Geometric bounds for low Steklov eigenvalues of finite volume hyperbolic surfaces
Asma Hassannezhad, Antoine Métras, Hélène Perrin
TL;DR
The paper addresses geometric lower bounds for the low Steklov eigenvalues on finite-volume hyperbolic surfaces with geodesic boundary. It develops an adapted thick-thin decomposition and leverages DR86 energy-oscillation estimates for Steklov eigenfunctions, together with a topological lemma controlling the length of the shortest separating multi-geodesics $\ell_k$, to relate $\sigma_k$ to $\ell_k$ and boundary geometry. The main result provides a sharp bound $\sigma_k(\Sigma) \ge \frac{C}{b|\chi|^3}\min\{\frac{1}{(1+\beta)^2 e^{\beta}}, \frac{\ell_k}{\beta}\}$ for $0<k\le K$ and a uniform bound for $\sigma_{K+1}$, with extensions to curvature-pinched and noncompact finite-volume cases and connections to the Schoen–Wolpert–Yau inequality for Laplacians.

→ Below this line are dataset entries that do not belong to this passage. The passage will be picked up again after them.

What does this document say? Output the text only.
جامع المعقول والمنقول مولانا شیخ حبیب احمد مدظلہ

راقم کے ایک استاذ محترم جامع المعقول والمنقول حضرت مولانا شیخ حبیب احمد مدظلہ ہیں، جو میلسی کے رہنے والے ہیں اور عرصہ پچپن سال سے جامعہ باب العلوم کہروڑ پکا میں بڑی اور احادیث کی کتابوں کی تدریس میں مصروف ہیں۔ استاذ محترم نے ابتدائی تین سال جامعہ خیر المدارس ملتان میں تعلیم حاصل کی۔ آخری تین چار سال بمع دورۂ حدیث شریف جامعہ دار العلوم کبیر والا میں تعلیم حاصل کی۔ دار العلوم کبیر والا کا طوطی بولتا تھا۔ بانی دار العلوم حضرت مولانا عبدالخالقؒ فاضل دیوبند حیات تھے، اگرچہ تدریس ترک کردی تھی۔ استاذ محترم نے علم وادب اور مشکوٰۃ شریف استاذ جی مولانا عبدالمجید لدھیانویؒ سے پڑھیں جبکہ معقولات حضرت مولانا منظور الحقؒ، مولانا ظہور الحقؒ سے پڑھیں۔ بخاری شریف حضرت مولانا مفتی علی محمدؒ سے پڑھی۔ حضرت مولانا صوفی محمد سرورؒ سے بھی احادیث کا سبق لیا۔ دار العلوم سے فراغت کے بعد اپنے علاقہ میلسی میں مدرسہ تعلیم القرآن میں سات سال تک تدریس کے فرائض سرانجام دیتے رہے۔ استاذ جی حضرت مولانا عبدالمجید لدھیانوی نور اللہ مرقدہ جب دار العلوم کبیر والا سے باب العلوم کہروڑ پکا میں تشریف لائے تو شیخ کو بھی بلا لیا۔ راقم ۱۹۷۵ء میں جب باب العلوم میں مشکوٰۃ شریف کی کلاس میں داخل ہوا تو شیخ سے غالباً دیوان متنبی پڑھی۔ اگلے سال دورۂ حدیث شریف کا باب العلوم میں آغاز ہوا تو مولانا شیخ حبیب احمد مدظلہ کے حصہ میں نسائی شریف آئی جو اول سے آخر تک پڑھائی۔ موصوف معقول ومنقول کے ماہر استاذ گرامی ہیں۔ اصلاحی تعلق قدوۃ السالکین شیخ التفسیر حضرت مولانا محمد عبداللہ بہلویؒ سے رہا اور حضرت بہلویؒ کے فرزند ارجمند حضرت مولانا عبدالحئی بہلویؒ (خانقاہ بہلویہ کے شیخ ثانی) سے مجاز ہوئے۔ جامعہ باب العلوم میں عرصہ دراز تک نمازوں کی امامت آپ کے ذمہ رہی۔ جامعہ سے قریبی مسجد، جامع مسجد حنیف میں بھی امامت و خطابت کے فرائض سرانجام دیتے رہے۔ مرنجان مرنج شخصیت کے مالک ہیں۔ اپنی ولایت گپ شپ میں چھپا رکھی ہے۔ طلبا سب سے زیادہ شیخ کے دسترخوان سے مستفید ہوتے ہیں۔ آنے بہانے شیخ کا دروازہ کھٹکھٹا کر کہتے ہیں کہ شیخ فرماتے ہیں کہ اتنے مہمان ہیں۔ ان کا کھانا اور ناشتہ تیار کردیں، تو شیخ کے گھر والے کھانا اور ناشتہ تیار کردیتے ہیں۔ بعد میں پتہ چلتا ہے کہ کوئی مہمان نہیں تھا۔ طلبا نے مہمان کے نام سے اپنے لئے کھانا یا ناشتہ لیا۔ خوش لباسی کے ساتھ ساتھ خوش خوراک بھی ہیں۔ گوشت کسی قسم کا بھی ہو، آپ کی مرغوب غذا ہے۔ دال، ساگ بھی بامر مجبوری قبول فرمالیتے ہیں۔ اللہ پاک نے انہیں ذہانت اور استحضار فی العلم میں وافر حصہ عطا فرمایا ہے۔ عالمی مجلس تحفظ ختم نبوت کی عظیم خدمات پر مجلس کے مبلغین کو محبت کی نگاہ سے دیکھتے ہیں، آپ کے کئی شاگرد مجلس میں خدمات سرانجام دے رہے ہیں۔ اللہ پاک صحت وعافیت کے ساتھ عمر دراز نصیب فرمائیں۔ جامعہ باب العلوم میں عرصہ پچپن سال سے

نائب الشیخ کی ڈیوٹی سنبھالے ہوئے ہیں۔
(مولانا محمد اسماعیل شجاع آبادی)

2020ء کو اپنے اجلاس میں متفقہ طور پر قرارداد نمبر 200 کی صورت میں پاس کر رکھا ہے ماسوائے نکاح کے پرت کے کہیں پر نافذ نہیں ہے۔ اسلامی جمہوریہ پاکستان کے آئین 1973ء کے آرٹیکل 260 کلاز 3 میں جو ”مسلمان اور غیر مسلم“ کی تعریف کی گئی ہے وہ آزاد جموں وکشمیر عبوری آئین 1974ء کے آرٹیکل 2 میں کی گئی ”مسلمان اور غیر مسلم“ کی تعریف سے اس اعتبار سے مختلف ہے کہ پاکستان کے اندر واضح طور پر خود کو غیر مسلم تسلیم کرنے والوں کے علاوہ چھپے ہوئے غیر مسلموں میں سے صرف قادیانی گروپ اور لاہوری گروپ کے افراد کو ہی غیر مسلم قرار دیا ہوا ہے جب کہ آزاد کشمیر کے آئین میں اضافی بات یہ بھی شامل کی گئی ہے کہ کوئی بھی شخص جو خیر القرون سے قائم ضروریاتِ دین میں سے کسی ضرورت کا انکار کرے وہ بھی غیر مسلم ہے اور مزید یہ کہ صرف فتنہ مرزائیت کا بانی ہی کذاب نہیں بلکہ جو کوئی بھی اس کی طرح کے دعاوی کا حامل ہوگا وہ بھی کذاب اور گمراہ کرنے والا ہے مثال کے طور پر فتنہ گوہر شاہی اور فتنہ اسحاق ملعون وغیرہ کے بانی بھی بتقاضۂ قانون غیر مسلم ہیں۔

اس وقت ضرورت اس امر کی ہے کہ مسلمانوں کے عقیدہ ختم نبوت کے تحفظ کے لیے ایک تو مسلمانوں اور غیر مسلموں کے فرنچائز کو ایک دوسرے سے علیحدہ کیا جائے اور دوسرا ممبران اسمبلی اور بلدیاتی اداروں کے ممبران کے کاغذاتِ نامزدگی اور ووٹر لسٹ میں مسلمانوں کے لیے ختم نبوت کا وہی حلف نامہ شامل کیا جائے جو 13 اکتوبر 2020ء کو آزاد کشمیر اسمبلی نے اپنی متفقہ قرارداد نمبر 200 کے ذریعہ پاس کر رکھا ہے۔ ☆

The work improves previous compact-case results, broadens them to noncompact and pinched settings, and provides a framework for analyzing the dependence of the Steklov spectrum on the geometric data via $\ell_k$ and boundary length $\beta$.
Abstract
We obtain geometric lower bounds for the low Steklov eigenvalues of finite-volume hyperbolic surfaces with geodesic boundary. The bounds we obtain depend on the length of a shortest multi-geodesic disconnecting the surfaces into connected components each containing a boundary component and the rate of dependency on it is sharp. Our result also identifies situations when the bound is independent of the length of this multi-geodesic. The bounds also hold when the Gaussian curvature is bounded between two negative constants and can be viewed as a counterpart of the well-known Schoen-Wolpert-Yau inequality for Laplace eigenvalues. The proof is based on analysing the behaviour of the {corresponding Steklov} eigenfunction on an adapted version of thick-thin decomposition for hyperbolic surfaces with geodesic boundary. Our results extend and improve the previously known result in the compact case obtained by a different method.